Two state senators introduced a bill Wednesday that would eliminate the “personal belief” exemption that parents use to enroll children in school who are not fully vaccinated.
The bill would also require that parents be notified of the immunization rates at their child’s school. The bill comes on the heels of a measles outbreak that has sickened more than 100 people across 14 states, including California, which allows parents of public school students to opt out of childhood vaccinations due to “personal beliefs.”
Predictably, the ruckus surrounding the outbreak of measles in California has prompted two California lawmakers to take swift action. A move with huge implications considering that California is a political trendsetter for the rest of the country. A strange move if one considers its stances on other forms of medical and health freedom.
On Wednesday, the two lawmakers were moving to introduce such “legislation to end the right of parents in the state to exempt their children from school vaccinations based on personal beliefs,” according to Reuters. Another news report uses the term “parents will be forced…”
Also on Wednesday, a top Los Angeles County health official said that a total of 21 cases have been recorded in the county but that after the initial wave of reports, the number has fallen to four in the latest two-week period.
So, is it really a good idea to invoke permanent legislation for an outbreak that is nearly contained and by only working from fear-based assumptions? The media keeps reporting that measles was nearly eradicated in 2000 and blames unvaccinated people for its re-emergence. Unfortunately, measles was nearly wiped out in the 1960s – the vaccine was introduced in 1963. Getting to the bottom of the issue would require less reaction and more investigation, not blame-laced rants reported by corpirate media. To look beyond the loud distraction, the media-reported assumptions just wouldn't add up.
According to Reuters – California would be the 33rd state to ban parents from opting out of vaccines based on personal beliefs. They must be talking about the philosophical exemption, not based on religion. As of Feb 1, National Conference of State Legislatures reports that “Almost all states grant religious exemptions for people who have religious beliefs against immunizations. Twenty states allow philosophical exemptions for those who object to immunizations because of personal, moral or other beliefs.”
California statute does not recognize religion as a reason for opting out, so by eliminating personal belief exemption there would be virtually no opt-out at all for children. National Vaccine Information Center notes how difficult it would be to seek a medical exemption – written by an M.D. – as the CDC has relaxed its standards for who is medically exempt from vaccines.

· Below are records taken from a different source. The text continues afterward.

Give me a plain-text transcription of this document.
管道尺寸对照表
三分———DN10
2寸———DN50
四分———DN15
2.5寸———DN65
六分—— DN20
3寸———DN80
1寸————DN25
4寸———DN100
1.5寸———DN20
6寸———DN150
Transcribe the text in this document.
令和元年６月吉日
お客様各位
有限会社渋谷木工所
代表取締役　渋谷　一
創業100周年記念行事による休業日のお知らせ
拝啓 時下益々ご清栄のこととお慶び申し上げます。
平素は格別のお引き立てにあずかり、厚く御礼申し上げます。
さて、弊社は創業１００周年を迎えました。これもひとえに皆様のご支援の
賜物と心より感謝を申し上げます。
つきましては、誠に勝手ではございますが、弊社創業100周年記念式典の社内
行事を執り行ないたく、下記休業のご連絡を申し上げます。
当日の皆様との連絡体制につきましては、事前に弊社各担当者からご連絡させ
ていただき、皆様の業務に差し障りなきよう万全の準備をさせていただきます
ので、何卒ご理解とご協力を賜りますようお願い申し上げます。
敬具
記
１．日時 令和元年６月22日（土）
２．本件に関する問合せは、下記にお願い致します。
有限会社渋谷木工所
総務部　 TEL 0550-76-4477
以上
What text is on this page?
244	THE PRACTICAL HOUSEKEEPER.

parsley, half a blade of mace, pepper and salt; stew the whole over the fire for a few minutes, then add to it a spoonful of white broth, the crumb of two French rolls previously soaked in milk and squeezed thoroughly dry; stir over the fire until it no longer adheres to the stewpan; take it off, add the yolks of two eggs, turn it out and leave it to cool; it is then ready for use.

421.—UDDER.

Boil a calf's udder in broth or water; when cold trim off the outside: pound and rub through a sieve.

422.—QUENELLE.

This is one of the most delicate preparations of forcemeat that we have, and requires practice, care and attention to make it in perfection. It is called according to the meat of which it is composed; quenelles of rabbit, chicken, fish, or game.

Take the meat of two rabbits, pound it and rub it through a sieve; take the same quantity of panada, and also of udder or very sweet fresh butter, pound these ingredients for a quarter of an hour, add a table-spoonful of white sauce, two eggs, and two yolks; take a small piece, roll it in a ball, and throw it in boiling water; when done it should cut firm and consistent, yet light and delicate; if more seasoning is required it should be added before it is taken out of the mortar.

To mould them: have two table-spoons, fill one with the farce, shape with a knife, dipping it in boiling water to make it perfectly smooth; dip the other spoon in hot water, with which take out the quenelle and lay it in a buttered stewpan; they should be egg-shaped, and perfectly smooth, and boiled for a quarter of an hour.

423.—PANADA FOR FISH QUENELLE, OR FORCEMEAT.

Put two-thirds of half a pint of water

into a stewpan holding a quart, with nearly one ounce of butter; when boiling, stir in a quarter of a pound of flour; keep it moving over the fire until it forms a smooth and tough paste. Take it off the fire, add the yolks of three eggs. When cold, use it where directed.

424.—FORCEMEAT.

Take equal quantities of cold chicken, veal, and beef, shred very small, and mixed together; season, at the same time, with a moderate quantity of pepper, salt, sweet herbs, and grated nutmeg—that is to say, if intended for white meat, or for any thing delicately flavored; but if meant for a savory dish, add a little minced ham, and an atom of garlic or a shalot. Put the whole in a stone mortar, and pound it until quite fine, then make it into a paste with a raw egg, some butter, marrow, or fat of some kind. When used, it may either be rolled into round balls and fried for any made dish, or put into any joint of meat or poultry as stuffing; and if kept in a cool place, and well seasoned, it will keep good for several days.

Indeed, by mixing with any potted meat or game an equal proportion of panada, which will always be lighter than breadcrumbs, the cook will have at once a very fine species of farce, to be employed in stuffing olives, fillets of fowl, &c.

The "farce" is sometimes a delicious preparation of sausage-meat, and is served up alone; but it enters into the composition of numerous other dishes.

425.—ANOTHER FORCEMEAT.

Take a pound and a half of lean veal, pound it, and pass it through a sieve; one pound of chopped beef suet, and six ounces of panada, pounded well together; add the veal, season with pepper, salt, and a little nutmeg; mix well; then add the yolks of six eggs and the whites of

It is apparent now that allowing parents' medical rights to be pigeon-holed into an exemption to begin with, has allowed for that “right to exemption” to be de-legislated and thereby closed. After all, it's always been referred to as a “loophole.” While this may have offered comfort to parents who could concede and just go get an exemption, the aim was not to allow the “loophole” indefinitely.
NVIC notes that state laws are already on the books to allow exemption on the basis of the 1st Amendment unless – there is a “compelling State interest.” It just so happens, California has experienced a “compelling State interest” in the form of an outbreak.
All states permit exemptions for medical reasons. All but two let parents refuse to vaccinate their children because of their religious convictions, according to the latest tally from the National Conference of State Legislatures.The California Department of Public Health announced Wednesday that the number of confirmed cases of measles in the state since an outbreak began in December at the Disneyland Resort in Anaheim has reached 99.